ダイスケさんも積極的に子育てしていたので、そうしたママ友メンバーの一部と、いまでも交流があるという。付き合いのなかで、それぞれがまた違う沼にハマっている様子も見られた。
「オーガニック系から、スピリチュアルにハマっていったママ友もいます。そのママ友Aさんは、夫よりオーガニック仲間のほうが自分を認めてくれると、話していました。寄り添いの精神が、自分を救ってくれた。自分にもお役目があるはずだ……と、次第にスピリチュアルの世界へ流れていったようです。いまでもたまに会うと、前世がどうとか話しています」
そのママ友から「神に導かれて書いた」と、自費出版の本を渡されたこともある。しかしスピリチュアルに興味がないダイスケさんは、数ページで挫折してしまった。
◆より深い沼に移る人も
その後ママ友Aさんは仕事を辞め、スピリチュアルビジネスをはじめて、離婚。実家が裕福なので生活に困ることはないが、振り回される子どもが不憫だと、ダイスケさんは話す。

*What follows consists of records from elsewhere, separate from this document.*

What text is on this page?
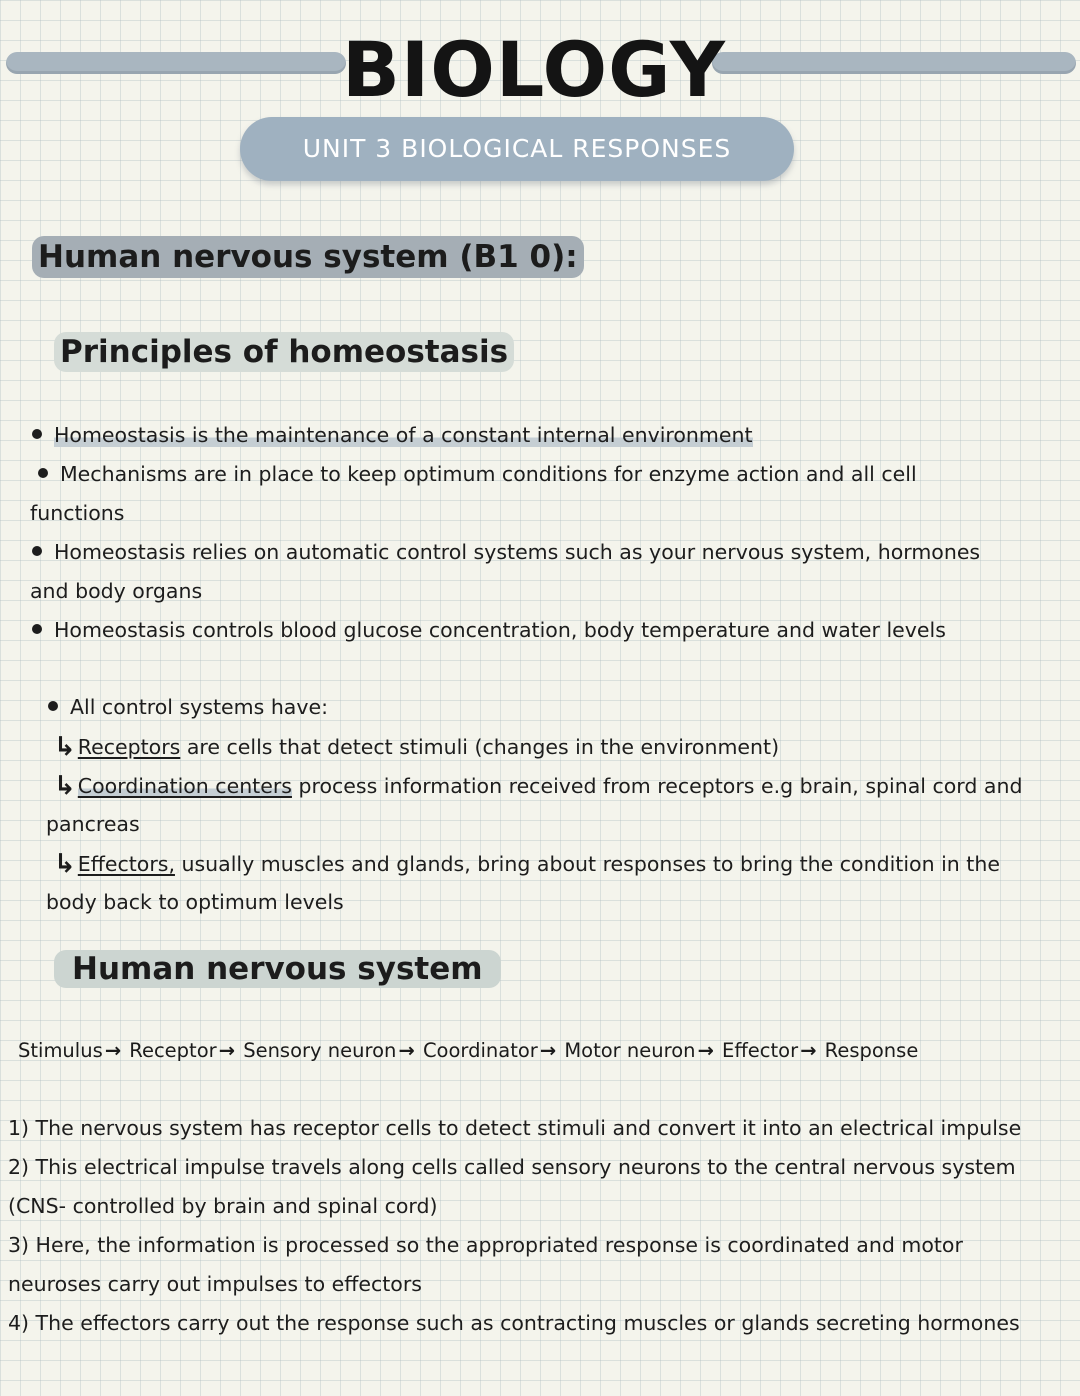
BIOLOGY
UNIT 3 BIOLOGICAL RESPONSES
Human nervous system (B1 0):
Principles of homeostasis
Homeostasis is the maintenance of a constant internal environment
Mechanisms are in place to keep optimum conditions for enzyme action and all cell
functions
Homeostasis relies on automatic control systems such as your nervous system, hormones
and body organs
Homeostasis controls blood glucose concentration, body temperature and water levels
All control systems have:
↳Receptors are cells that detect stimuli (changes in the environment)
↳Coordination centers process information received from receptors e.g brain, spinal cord and
pancreas
↳Effectors, usually muscles and glands, bring about responses to bring the condition in the
body back to optimum levels
Human nervous system
Stimulus → Receptor → Sensory neuron → Coordinator → Motor neuron → Effector → Response
1) The nervous system has receptor cells to detect stimuli and convert it into an electrical impulse
2) This electrical impulse travels along cells called sensory neurons to the central nervous system
(CNS- controlled by brain and spinal cord)
3) Here, the information is processed so the appropriated response is coordinated and motor
neuroses carry out impulses to effectors
4) The effectors carry out the response such as contracting muscles or glands secreting hormones
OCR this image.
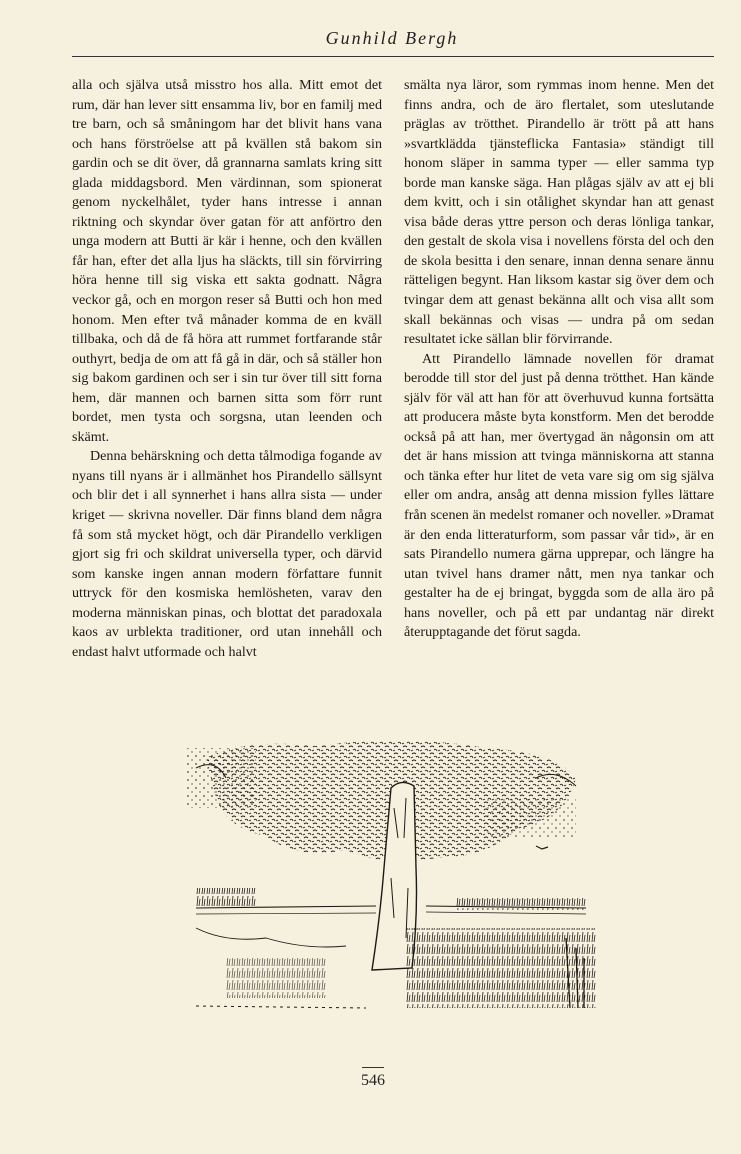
Gunhild Bergh

alla och själva utså misstro hos alla. Mitt emot det rum, där han lever sitt ensamma liv, bor en familj med tre barn, och så småningom har det blivit hans vana och hans förströelse att på kvällen stå bakom sin gardin och se dit över, då grannarna samlats kring sitt glada middagsbord. Men värdinnan, som spionerat genom nyckelhålet, tyder hans intresse i annan riktning och skyndar över gatan för att anförtro den unga modern att Butti är kär i henne, och den kvällen får han, efter det alla ljus ha släckts, till sin förvirring höra henne till sig viska ett sakta godnatt. Några veckor gå, och en morgon reser så Butti och hon med honom. Men efter två månader komma de en kväll tillbaka, och då de få höra att rummet fortfarande står outhyrt, bedja de om att få gå in där, och så ställer hon sig bakom gardinen och ser i sin tur över till sitt forna hem, där mannen och barnen sitta som förr runt bordet, men tysta och sorgsna, utan leenden och skämt.

Denna behärskning och detta tålmodiga fogande av nyans till nyans är i allmänhet hos Pirandello sällsynt och blir det i all synnerhet i hans allra sista — under kriget — skrivna noveller. Där finns bland dem några få som stå mycket högt, och där Pirandello verkligen gjort sig fri och skildrat universella typer, och därvid som kanske ingen annan modern författare funnit uttryck för den kosmiska hemlösheten, varav den moderna människan pinas, och blottat det paradoxala kaos av urblekta traditioner, ord utan innehåll och endast halvt utformade och halvt

smälta nya läror, som rymmas inom henne. Men det finns andra, och de äro flertalet, som uteslutande präglas av trötthet. Pirandello är trött på att hans »svartklädda tjänsteflicka Fantasia» ständigt till honom släper in samma typer — eller samma typ borde man kanske säga. Han plågas själv av att ej bli dem kvitt, och i sin otålighet skyndar han att genast visa både deras yttre person och deras lönliga tankar, den gestalt de skola visa i novellens första del och den de skola besitta i den senare, innan denna senare ännu rätteligen begynt. Han liksom kastar sig över dem och tvingar dem att genast bekänna allt och visa allt som skall bekännas och visas — undra på om sedan resultatet icke sällan blir förvirrande.

Att Pirandello lämnade novellen för dramat berodde till stor del just på denna trötthet. Han kände själv för väl att han för att överhuvud kunna fortsätta att producera måste byta konstform. Men det berodde också på att han, mer övertygad än någonsin om att det är hans mission att tvinga människorna att stanna och tänka efter hur litet de veta vare sig om sig själva eller om andra, ansåg att denna mission fylles lättare från scenen än medelst romaner och noveller. »Dramat är den enda litteraturform, som passar vår tid», är en sats Pirandello numera gärna upprepar, och längre ha utan tvivel hans dramer nått, men nya tankar och gestalter ha de ej bringat, byggda som de alla äro på hans noveller, och på ett par undantag när direkt återupptagande det förut sagda.

546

「妻やママ友たちを含めた世の母親が、人生を模索しながら育児をし、居場所を求めていることはすごくよくわかります。自然派育児やオーガニック、スピリチュアルそのものが悪いものとも思っていません。ただ、世間一般とのあいだに溝ができやすくはありますよね。こじらせ方が極端に見えます」
◆第三子誕生で生活が一変
ダイスケさん家はその後、第三子が生まれたことで「昔ながらの育児」やオーガニックママたちとの付き合いが減っていった。
単純に、ていねいな育児をしている余裕がなくなったのだ。
さらに、過剰な発信が周囲でウワサになり、仕事関係者や昔からの知人に距離を置かれるようになっていたことも大きい。
しかし平穏に軌道修正……とはならなかった。ダイスケさん妻は、いままで大切にしていたものを、極端に憎むようになってしまったのだ。
沼が転じてアンチになるのも、よく見る現象ではある。